Jeffrey Driver retired as Archbishop of Adelaide in 2016. Following a process of nomination, an election synod held in December 2016 resolved to invite Geoffrey Smith, then an assistant bishop in the Diocese of Brisbane, to be the 10th Archbishop of Adelaide. He was installed on 28 April 2017. On 7 April 2020, Smith was elected as the Primate of Australia, the first Archbishop of Adelaide to hold the office.

Smith stepped down as primate on 31 October 2025 and was succeeded by Mark Short. He retired as archbishop on 8 November 2025 and was planning to relocate to the Sunshine Coast with his wife, Lynn.

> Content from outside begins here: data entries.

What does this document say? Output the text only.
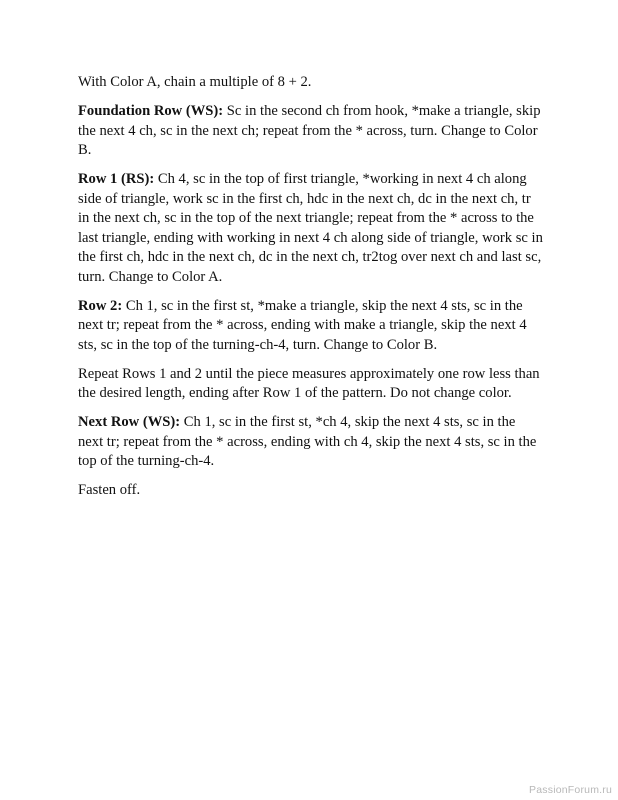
With Color A, chain a multiple of 8 + 2.

Foundation Row (WS): Sc in the second ch from hook, *make a triangle, skip the next 4 ch, sc in the next ch; repeat from the * across, turn. Change to Color B.

Row 1 (RS): Ch 4, sc in the top of first triangle, *working in next 4 ch along side of triangle, work sc in the first ch, hdc in the next ch, dc in the next ch, tr in the next ch, sc in the top of the next triangle; repeat from the * across to the last triangle, ending with working in next 4 ch along side of triangle, work sc in the first ch, hdc in the next ch, dc in the next ch, tr2tog over next ch and last sc, turn. Change to Color A.

Row 2: Ch 1, sc in the first st, *make a triangle, skip the next 4 sts, sc in the next tr; repeat from the * across, ending with make a triangle, skip the next 4 sts, sc in the top of the turning-ch-4, turn. Change to Color B.

Repeat Rows 1 and 2 until the piece measures approximately one row less than the desired length, ending after Row 1 of the pattern. Do not change color.

Next Row (WS): Ch 1, sc in the first st, *ch 4, skip the next 4 sts, sc in the next tr; repeat from the * across, ending with ch 4, skip the next 4 sts, sc in the top of the turning-ch-4.

Fasten off.

PassionForum.ru
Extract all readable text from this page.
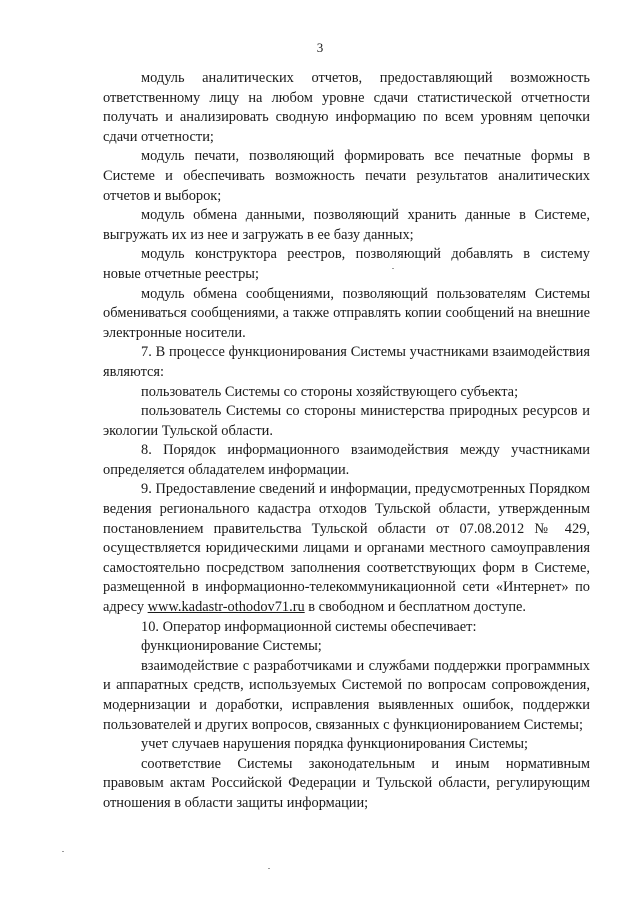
3

модуль аналитических отчетов, предоставляющий возможность ответственному лицу на любом уровне сдачи статистической отчетности получать и анализировать сводную информацию по всем уровням цепочки сдачи отчетности;

модуль печати, позволяющий формировать все печатные формы в Системе и обеспечивать возможность печати результатов аналитических отчетов и выборок;

модуль обмена данными, позволяющий хранить данные в Системе, выгружать их из нее и загружать в ее базу данных;

модуль конструктора реестров, позволяющий добавлять в систему новые отчетные реестры;

модуль обмена сообщениями, позволяющий пользователям Системы обмениваться сообщениями, а также отправлять копии сообщений на внешние электронные носители.

7. В процессе функционирования Системы участниками взаимодействия являются:

пользователь Системы со стороны хозяйствующего субъекта;

пользователь Системы со стороны министерства природных ресурсов и экологии Тульской области.

8. Порядок информационного взаимодействия между участниками определяется обладателем информации.

9. Предоставление сведений и информации, предусмотренных Порядком ведения регионального кадастра отходов Тульской области, утвержденным постановлением правительства Тульской области от 07.08.2012 № 429, осуществляется юридическими лицами и органами местного самоуправления самостоятельно посредством заполнения соответствующих форм в Системе, размещенной в информационно-телекоммуникационной сети «Интернет» по адресу www.kadastr-othodov71.ru в свободном и бесплатном доступе.

10. Оператор информационной системы обеспечивает:

функционирование Системы;

взаимодействие с разработчиками и службами поддержки программных и аппаратных средств, используемых Системой по вопросам сопровождения, модернизации и доработки, исправления выявленных ошибок, поддержки пользователей и других вопросов, связанных с функционированием Системы;

учет случаев нарушения порядка функционирования Системы;

соответствие Системы законодательным и иным нормативным правовым актам Российской Федерации и Тульской области, регулирующим отношения в области защиты информации;
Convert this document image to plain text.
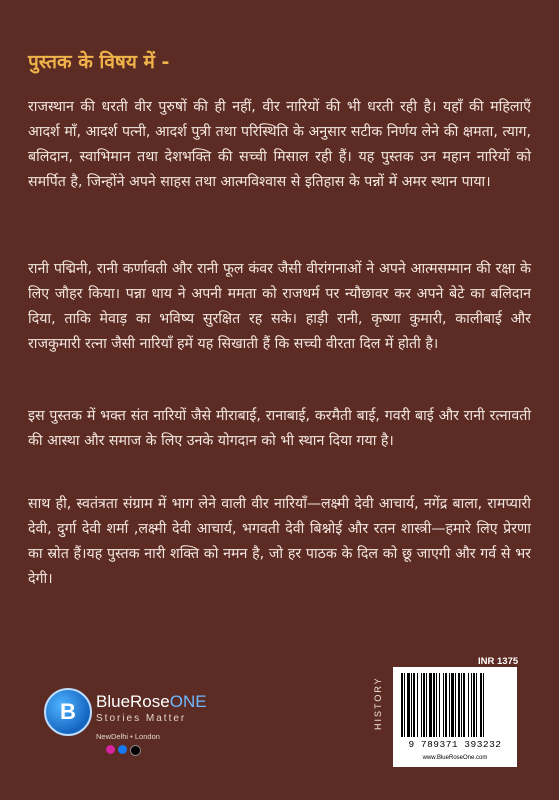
पुस्तक के विषय में -

राजस्थान की धरती वीर पुरुषों की ही नहीं, वीर नारियों की भी धरती रही है। यहाँ की महिलाएँ आदर्श माँ, आदर्श पत्नी, आदर्श पुत्री तथा परिस्थिति के अनुसार सटीक निर्णय लेने की क्षमता, त्याग, बलिदान, स्वाभिमान तथा देशभक्ति की सच्ची मिसाल रही हैं। यह पुस्तक उन महान नारियों को समर्पित है, जिन्होंने अपने साहस तथा आत्मविश्वास से इतिहास के पन्नों में अमर स्थान पाया।

रानी पद्मिनी, रानी कर्णावती और रानी फूल कंवर जैसी वीरांगनाओं ने अपने आत्मसम्मान की रक्षा के लिए जौहर किया। पन्ना धाय ने अपनी ममता को राजधर्म पर न्यौछावर कर अपने बेटे का बलिदान दिया, ताकि मेवाड़ का भविष्य सुरक्षित रह सके। हाड़ी रानी, कृष्णा कुमारी, कालीबाई और राजकुमारी रत्ना जैसी नारियाँ हमें यह सिखाती हैं कि सच्ची वीरता दिल में होती है।

इस पुस्तक में भक्त संत नारियों जैसे मीराबाई, रानाबाई, करमैती बाई, गवरी बाई और रानी रत्नावती की आस्था और समाज के लिए उनके योगदान को भी स्थान दिया गया है।

साथ ही, स्वतंत्रता संग्राम में भाग लेने वाली वीर नारियाँ—लक्ष्मी देवी आचार्य, नगेंद्र बाला, रामप्यारी देवी, दुर्गा देवी शर्मा ,लक्ष्मी देवी आचार्य, भगवती देवी बिश्नोई और रतन शास्त्री—हमारे लिए प्रेरणा का स्रोत हैं।यह पुस्तक नारी शक्ति को नमन है, जो हर पाठक के दिल को छू जाएगी और गर्व से भर देगी।

B	BlueRoseONE
Stories Matter
NewDelhi • London
INR 1375
HISTORY
9 789371 393232
www.BlueRoseOne.com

In 2026, Smith was succeeded as archbishop by Brad Billings, formerly an assistant bishop in the Diocese of Melbourne.
==Assistant bishops==
John Vockler was consecrated coadjutor bishop in 1959. Lionel Renfrey was an assistant bishop of the diocese in 1988.

The current assistant bishops in the diocese are:
- Tim Harris – ordained (consecrated) as an assistant bishop and Bishop for Mission and Evangelism in 2011 and became bishop administrator during the 2016–2017 vacancy in the see.
- Chris McLeod – ordained (consecrated) on 11 April 2015 as assistant bishop with special responsibility for ministry alongside Aboriginal people in South Australia and National Aboriginal Bishop. Appointed Dean of St Peter's Cathedral in 2021.
- Sophie Relf-Christopher – consecrated assistant bishop on 15 August 2024.

==List of archdeacons==
In 1866, there was one archdeaconry: W. J. Woodcock was Archdeacon of Adelaide.